(1) Weapons differ in attack, defense, length, damage, number of attacks, special abilities (vs. shield bonus, for instance, armor piercing (ignores 50% PROT), etc). Some benefits are found only on magic weapons, such as being armor-negating (ignores PROT). Crossbows pierce armor. Electrical attacks negate it.
(2) Composition of enemy force esp. surviving mages, fliers, unusually tough units, magic items. Interaction between units. Tactical problems such as friendly fire, not having enough gems, etc. Bars indicate hp/fatigue damage. Icons shown are all units in square; 6 points of size fit in one square (hoburg=1, man=2, cavalry=3, jotun=4, titan=6).
(3) Orders used frequently include hold/attack if I want the enemy to have to come to me, fire/archers or fire/rear at times, attack rear for flankers esp. cav, fliers... Assassins, powerful mages tend to get scripted by me, as well as spells that I decide I definitely want.
(4) I don't, but it would make some sense to do so if you've the spare leaders.
(5) You can't.
(6) 1 man-sized unit per water point, IIRC. It won't let you take troops that'll drown immediately.
(7) Every defense point gets you more troops. At 20+, the troops you get per point change.
(8) Depends on overall strategy, pretender, nation, enemies, magical resources available, size of map, strength of indies... no right answer.

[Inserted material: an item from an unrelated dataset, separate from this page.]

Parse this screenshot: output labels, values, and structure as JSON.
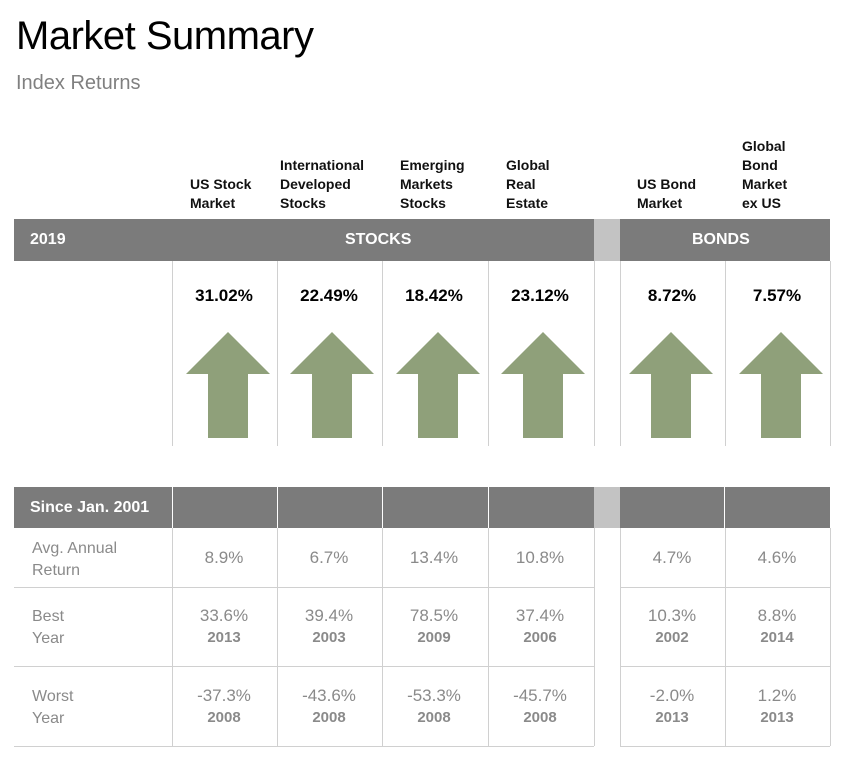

Site searching again depends, e.g. Ermorian Ashen Empire Lich Queen, which can have absolutely insane amounts of magic, frequently makes a good searcher. Divination spells can be very nice -- they're cheap, too, and can help a lot if you have poor access to level 3/4 mages of the appropriate types. Some require level 3, but such a mage might be more useful at home summoning, forging, and casting rather than searching.